我对算法的复杂性了解不多。如果有人能够给出这个功能复杂性的细分,那么我将非常感激。
它应该接近线性,或者最坏n log n,取决于当元素数量增加时必须放大dicts时发生的
。
为什么你只处理1/8行?
possiblebox写道:此代码在这里:
def wordcount(lines):
for i in range(len(lines)/ 8):
words = lines [i] .split("")
if if locals()。has_key(" frequency"):
频率= {}
用于单词中的单词:
如果frequency.has_key(单词):
频率[单词] + = 1
否则:
频率[单词] = 1
返回频率
wordcount(行)
花了六分多钟才能在一个2兆字节的文本文件上运行。我意识到'这是一个很大的文本文件,一个非常大的文件(它实际上是唐吉诃德的全文)。我想弄清楚怎么样。有没有更好的方法让我对文本中的所有单词进行频率计数?
在我看来,这应该是线性缩放,但也许它不是吗?
我对算法的复杂性了解不多。如果有人能够给出这个函数复杂性的细分,那么我将非常感激。
行应该是file.readline()提供的行列表。 / blockquote>
这是一个更清洁的版本。在我的电脑上运行大约需要一秒钟。你用什么硬件
?
path =''DonQuixote.txt''
frequency = {}
for line in open(path):
for line in line.split():
if frequency。 has_key(字):
频率[字] + = 1
否则:
频率[字] = 1
print len(频率),''words''
Kent
>>>>> ; "肯特" == Kent Johnson< ke **** @ tds.net>写道:
肯特> if frequency.has_key(word):
Kent>频率[字] + = 1
肯特>否则:
肯特>频率[字] = 1
这是一个使用''get''方法的好地方:
频率[字] = frequency.get(word,0)+ 1
-
Ville Vainio http://tinyurl.com/2prnb
this code here:
def wordcount(lines):
for i in range(len(lines)/8):
words = lines[i].split(" ")
if not locals().has_key("frequency"):
frequency = {}
for word in words:
if frequency.has_key(word):
frequency[word] += 1
else:
frequency[word] = 1
return frequency
wordcount(lines)
is taking over six minutes to run on a two megabyte text file. i
realize that''s a big text file, a really big one (it''s actually the
full text of don quixote.). i''m trying to figure out how. is there a
better way for me to do a frequency count of all the words in the text?
it seems to me like this should scale linearly, but perhaps it isn''t?
i don''t know much about algorithmic complexity. if someone could give
a breakdown of this functions complexity as well i''d be much obliged.
lines is expected to be a list of lines as provided by file.readline()
解决方案"possibilitybox" <po************@gmail.com> writes:
this code here:
def wordcount(lines):
for i in range(len(lines)/8):
words = lines[i].split(" ")
if not locals().has_key("frequency"):
frequency = {}
for word in words:
if frequency.has_key(word):
frequency[word] += 1
else:
frequency[word] = 1
return frequency
wordcount(lines)
is taking over six minutes to run on a two megabyte text file. i
realize that''s a big text file, a really big one (it''s actually the
full text of don quixote.). i''m trying to figure out how. is there a
better way for me to do a frequency count of all the words in the text?

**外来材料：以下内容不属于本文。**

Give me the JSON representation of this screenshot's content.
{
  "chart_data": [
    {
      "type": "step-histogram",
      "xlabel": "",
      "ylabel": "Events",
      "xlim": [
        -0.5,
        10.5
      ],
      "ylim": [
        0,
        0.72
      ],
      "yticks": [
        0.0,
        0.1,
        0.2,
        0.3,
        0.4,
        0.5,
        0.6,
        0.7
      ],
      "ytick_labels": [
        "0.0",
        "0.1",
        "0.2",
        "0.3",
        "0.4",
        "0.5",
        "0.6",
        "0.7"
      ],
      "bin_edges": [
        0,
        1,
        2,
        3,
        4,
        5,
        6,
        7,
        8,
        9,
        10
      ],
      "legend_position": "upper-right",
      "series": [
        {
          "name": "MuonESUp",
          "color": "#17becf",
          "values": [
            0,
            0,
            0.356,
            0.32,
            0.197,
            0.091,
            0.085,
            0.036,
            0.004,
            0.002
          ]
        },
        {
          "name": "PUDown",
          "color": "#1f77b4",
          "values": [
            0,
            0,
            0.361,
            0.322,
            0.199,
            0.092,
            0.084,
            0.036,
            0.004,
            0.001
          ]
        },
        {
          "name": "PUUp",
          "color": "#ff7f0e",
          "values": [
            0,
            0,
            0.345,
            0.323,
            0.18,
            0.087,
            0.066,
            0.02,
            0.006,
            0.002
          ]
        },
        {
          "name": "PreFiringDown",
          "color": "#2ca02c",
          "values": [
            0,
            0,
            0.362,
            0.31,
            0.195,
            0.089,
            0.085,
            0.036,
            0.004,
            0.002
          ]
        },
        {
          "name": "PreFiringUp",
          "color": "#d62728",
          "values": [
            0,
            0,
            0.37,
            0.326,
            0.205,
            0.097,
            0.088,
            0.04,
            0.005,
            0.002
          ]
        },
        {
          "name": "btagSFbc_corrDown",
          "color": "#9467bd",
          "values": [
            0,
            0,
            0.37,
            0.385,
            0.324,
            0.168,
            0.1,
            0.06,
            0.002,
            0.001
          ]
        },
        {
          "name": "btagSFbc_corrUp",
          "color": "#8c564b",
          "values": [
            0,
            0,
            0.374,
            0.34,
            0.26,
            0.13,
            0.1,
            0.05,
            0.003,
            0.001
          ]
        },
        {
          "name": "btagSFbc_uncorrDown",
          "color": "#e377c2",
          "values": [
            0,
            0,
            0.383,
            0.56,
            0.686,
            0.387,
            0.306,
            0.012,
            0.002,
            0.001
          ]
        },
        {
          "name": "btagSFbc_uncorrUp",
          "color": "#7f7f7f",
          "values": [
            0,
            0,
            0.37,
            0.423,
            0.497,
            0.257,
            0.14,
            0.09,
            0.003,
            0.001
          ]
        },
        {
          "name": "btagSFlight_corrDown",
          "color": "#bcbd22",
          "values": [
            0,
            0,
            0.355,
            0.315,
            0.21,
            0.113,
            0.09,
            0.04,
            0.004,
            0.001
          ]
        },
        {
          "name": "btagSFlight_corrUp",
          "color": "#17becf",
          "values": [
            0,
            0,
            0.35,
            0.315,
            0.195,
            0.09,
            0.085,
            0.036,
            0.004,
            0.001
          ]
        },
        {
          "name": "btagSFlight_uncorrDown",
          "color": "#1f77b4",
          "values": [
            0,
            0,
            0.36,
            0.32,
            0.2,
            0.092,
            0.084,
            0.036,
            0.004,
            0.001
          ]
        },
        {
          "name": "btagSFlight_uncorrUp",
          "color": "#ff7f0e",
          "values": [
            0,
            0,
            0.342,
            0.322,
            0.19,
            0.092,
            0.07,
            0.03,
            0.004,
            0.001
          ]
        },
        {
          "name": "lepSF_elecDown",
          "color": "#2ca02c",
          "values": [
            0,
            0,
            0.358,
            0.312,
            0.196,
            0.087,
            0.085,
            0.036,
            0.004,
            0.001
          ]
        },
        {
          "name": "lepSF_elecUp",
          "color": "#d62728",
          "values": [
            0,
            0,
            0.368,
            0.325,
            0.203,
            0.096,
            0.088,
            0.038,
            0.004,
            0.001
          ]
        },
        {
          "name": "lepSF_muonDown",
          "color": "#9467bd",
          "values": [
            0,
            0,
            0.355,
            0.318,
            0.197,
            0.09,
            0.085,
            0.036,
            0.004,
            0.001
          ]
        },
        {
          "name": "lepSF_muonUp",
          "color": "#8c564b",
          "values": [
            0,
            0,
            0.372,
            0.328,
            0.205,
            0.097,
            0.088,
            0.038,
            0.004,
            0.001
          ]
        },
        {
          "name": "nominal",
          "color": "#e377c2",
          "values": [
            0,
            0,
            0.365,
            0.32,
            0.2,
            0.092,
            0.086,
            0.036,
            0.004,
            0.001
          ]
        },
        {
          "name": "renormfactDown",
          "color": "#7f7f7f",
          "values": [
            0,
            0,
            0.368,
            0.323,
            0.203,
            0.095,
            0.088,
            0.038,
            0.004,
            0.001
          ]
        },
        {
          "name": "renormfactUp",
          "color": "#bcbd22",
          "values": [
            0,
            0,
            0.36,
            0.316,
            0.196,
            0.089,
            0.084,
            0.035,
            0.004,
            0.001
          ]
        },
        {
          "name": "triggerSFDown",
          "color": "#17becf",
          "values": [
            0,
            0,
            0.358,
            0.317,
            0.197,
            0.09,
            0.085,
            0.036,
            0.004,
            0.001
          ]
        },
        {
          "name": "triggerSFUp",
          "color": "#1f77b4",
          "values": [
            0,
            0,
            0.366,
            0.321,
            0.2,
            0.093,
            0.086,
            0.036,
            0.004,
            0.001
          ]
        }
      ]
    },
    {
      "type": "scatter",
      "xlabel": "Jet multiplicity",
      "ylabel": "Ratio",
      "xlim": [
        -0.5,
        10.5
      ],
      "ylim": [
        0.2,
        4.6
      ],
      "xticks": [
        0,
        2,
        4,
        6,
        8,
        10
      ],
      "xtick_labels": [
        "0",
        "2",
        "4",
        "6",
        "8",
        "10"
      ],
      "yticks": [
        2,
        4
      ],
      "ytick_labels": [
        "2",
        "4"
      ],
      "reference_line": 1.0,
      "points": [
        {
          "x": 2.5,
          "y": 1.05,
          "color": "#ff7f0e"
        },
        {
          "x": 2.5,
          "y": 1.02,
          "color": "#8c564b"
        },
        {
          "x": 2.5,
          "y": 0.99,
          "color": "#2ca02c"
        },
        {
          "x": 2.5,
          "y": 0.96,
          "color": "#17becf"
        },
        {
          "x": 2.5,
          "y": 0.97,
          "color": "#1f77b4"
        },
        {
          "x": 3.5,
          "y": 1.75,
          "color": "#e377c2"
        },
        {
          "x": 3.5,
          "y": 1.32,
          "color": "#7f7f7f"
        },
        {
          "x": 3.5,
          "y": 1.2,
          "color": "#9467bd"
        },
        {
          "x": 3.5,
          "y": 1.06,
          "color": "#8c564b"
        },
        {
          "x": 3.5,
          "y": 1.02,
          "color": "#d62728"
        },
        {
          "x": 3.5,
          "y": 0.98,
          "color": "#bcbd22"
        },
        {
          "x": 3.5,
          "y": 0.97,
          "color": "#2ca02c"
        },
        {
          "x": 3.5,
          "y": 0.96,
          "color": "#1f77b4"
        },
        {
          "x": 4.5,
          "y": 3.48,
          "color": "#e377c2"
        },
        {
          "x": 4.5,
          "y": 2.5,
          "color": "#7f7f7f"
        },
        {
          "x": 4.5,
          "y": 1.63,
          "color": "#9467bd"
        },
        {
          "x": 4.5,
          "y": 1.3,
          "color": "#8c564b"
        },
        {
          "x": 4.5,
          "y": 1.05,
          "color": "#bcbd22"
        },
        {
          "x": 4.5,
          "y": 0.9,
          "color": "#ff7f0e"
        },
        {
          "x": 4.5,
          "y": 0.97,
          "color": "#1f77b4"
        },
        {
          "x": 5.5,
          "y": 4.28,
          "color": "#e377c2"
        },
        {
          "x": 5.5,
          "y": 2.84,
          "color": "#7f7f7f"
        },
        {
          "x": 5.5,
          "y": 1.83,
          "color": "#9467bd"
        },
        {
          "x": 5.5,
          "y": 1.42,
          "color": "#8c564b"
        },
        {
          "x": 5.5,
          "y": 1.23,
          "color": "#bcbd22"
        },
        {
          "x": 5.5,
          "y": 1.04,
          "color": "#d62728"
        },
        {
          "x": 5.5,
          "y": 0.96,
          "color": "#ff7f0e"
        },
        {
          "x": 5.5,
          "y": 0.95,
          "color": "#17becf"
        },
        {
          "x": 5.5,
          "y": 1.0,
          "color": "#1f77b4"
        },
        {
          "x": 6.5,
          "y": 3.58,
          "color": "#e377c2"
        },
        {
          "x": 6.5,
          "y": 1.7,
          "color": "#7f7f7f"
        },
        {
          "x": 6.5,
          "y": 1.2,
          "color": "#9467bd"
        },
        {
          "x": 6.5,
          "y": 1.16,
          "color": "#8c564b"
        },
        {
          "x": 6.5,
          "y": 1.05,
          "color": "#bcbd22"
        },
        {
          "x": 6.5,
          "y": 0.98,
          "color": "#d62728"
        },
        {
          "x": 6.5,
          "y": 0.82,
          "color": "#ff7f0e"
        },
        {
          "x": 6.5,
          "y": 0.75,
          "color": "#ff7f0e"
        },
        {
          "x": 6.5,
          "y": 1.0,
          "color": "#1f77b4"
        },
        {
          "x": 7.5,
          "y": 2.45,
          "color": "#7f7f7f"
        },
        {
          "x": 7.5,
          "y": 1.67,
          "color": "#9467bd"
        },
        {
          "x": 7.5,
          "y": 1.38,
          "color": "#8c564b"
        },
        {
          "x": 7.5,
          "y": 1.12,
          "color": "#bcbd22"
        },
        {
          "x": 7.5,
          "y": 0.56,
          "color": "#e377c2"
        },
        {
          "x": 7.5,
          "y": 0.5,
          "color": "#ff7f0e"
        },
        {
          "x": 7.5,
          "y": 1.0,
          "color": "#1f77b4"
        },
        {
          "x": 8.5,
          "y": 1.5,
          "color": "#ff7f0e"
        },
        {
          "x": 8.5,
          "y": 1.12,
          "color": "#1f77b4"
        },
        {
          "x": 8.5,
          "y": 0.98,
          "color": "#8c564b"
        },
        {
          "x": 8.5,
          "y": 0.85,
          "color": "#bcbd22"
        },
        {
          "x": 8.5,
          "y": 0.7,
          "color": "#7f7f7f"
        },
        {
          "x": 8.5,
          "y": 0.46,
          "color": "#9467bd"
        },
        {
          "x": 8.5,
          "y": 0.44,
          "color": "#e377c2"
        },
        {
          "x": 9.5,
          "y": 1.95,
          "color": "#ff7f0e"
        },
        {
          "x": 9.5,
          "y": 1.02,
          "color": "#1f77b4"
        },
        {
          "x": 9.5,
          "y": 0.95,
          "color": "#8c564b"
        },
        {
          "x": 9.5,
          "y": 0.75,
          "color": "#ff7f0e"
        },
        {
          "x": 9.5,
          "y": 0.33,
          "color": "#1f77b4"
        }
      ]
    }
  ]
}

2MB is not that large. Your method is ok and shouldn''t be that slow
unless you''re on a pretty slow PC. Could your machine be short of
memory and paging a lot? You could tweak the code somewhat by moving
the initialization of the frequency dict out of the loop and combining
a few other statements. Also you should use xrange instead of range,
to avoid allocating a big list in memory:
def wordcount(lines):
frequency = {}
for i in xrange(len(lines)/8):
for word in lines[i].split():
frequency[word] = 1 + frequency.get(word, 0)
return frequency
wordcount(lines)
it seems to me like this should scale linearly, but perhaps it isn''t?
i don''t know much about algorithmic complexity. if someone could give
a breakdown of this functions complexity as well i''d be much obliged.
It should be close to linear, or at worst n log n, depending on what
happens when dicts have to be enlarged as the # of elements increases.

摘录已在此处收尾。